You look at what the 49ers got out of their wide receivers corps last year, and their obvious need to get better at the position, and you wonder why the team would even consider keeping around an eighth-year veteran who contributed only eight receptions even though he spent the entire season playing the role of San Francisco's No. 3 receiver.

The 49ers need to make upgrades at the position - right here, right now - and where would that leave a journeyman such as Gilmore?

Well, where it should leave Gilmore is right back on the 49ers' roster this spring, competing for playing time and a role with the team again in 2007.

The 49ers should offer Gilmore a two-year deal worth in the range of $3 million, because that is what his speed, veteran experience and ability to contribute on special teams and in a variety of roles would mean to the team.

Sure, Gilmore isn't the most productive receiver around. He has speed to burn, but not the strength or moves to get open on a consistent basis against NFL defensive backs. But that fine speed allows Gilmore to stretch defenses, and he also has good hands. He'll catch the ball if he is open.

And he also can make things happen with the ball in his hands. Gilmore had a 75-yard reception last season, and he averaged 18.8 yards on his eight receptions. He also is a decent blocker downfield, and was dangerous on reverses, averaging 13.4 yards on his seven carries.

The rub is those eight receptions. That's a paltry total for a team's No. 3 receiver, and Gilmore even started three games during the season.

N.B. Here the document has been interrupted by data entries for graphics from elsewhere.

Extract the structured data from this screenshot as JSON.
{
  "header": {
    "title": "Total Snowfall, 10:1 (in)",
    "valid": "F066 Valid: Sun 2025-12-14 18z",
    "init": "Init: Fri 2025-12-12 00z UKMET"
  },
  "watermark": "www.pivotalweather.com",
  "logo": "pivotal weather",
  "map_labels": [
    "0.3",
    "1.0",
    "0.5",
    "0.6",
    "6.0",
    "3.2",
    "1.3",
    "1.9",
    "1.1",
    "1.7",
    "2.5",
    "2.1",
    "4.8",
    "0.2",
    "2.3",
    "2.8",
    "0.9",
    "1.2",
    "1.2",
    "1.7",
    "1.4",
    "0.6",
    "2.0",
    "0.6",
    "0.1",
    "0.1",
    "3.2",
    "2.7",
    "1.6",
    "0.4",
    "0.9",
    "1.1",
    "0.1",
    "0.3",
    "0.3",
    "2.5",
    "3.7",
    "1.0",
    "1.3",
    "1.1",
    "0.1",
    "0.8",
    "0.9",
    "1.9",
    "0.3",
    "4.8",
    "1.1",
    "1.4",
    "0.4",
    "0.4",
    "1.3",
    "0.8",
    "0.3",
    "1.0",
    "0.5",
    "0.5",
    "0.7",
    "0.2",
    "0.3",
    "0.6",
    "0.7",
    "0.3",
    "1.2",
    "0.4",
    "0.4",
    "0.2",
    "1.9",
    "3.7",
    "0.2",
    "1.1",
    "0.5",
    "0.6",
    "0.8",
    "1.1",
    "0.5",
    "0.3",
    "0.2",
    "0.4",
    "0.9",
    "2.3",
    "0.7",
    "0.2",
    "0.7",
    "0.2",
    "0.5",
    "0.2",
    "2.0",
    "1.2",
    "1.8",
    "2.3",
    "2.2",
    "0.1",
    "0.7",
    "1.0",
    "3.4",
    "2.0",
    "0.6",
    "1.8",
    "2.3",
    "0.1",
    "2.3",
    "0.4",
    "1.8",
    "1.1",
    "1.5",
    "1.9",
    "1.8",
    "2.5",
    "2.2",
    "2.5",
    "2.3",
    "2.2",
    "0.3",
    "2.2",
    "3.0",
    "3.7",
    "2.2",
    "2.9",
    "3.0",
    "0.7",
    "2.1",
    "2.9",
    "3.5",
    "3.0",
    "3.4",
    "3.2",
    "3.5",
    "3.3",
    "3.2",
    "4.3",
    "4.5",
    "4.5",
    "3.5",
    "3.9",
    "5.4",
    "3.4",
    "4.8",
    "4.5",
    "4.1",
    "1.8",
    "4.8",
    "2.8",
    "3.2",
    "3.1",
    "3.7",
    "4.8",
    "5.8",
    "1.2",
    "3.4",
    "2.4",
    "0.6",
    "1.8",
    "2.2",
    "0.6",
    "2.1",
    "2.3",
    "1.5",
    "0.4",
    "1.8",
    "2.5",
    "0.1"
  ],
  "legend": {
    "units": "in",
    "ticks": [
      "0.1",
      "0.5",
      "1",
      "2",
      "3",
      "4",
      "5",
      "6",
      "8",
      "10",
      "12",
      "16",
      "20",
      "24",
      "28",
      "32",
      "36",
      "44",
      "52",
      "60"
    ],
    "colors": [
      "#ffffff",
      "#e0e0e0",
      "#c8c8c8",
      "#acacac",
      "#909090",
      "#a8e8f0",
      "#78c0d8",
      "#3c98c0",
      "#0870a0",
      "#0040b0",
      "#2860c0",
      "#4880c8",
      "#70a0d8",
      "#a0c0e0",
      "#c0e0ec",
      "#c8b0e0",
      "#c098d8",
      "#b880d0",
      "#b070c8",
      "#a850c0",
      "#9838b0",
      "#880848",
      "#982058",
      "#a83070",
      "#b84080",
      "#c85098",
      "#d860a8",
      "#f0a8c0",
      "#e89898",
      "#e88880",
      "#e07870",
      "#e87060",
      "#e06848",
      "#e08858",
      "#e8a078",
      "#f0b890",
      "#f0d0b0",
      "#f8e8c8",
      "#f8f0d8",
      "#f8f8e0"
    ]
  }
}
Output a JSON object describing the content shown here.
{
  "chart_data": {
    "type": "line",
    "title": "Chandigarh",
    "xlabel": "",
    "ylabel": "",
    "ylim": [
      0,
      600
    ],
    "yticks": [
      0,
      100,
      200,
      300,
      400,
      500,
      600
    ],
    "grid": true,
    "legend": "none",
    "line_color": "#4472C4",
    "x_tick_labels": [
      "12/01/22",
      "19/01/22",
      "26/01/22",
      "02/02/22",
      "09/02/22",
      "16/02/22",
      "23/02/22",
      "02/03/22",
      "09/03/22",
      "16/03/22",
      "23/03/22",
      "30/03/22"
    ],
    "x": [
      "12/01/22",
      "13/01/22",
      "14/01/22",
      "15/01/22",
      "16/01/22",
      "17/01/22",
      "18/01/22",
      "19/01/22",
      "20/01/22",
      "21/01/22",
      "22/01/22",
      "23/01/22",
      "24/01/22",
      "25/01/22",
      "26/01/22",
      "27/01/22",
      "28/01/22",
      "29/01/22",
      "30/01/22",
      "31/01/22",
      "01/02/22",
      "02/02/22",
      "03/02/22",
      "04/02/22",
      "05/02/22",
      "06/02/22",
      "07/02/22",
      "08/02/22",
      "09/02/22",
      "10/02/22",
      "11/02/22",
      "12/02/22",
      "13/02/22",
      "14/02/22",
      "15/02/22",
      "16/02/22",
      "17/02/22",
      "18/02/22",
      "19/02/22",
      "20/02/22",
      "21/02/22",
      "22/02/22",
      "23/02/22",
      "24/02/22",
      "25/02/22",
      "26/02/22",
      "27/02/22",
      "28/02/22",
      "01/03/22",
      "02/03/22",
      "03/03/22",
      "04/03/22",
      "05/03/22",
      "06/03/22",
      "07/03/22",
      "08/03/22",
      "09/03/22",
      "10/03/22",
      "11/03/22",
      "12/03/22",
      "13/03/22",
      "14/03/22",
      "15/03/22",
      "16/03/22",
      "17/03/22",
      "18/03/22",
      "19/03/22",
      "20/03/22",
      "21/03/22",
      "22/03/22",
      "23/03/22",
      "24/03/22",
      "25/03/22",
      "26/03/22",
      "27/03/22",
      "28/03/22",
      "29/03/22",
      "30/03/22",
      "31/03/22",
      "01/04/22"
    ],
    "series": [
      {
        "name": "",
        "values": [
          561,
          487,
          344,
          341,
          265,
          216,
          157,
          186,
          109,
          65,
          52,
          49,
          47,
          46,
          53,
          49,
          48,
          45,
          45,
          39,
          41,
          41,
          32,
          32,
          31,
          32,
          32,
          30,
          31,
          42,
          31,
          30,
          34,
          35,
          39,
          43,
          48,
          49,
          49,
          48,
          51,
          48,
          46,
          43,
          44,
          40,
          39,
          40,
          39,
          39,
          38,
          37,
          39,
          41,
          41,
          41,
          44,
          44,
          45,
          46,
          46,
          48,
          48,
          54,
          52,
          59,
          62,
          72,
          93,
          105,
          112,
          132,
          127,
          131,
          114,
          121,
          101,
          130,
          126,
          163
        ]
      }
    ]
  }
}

The 49ers need their No. 3 receiver to be collecting about five times that amount of receptions over the course of a season.

Gilmore, in fact, never has had more than 17 receptions in a season, and has a total of just 46 receptions to show for his seven NFL seasons.

But the fact is, as the 49ers' roster is assembled today, Gilmore is the third-best receiver on it - and that includes Antonio Bryant, who might not even be with the team any longer when the 49ers get around to playing games again in 2007.

So the 49ers not only need Gilmore around to compete for a roster spot, they also need him around for veteran insurance if Bryant flames out before September, which certainly is possible.

To be sure, the 49ers will bring in at least one receiver - and probably more - who will be a better prospect and more likely contributor than Gilmore. But at the very least, that would leave Gilmore competing for a role as the team's fourth receiver, and he's a receiver who can help the team in other ways.

Such as on special teams. Gilmore is a solid contributor on those units, and he's also viewed by the Niners as a team guy who has good character.

THE VERDICT: The best-case scenario for the 49ers is that they get so much better at receiver in 2007 that Gilmore doesn't even make the team this summer. But they are far away from having that kind of receiver unit today. Gilmore knows the system, has some versatility, and is capable in the things that he is able to offer the team. As long as he doesn't get a better offer elsewhere - which is highly unlikely - the 49ers should bring back Gilmore this year to compete for a roster spot.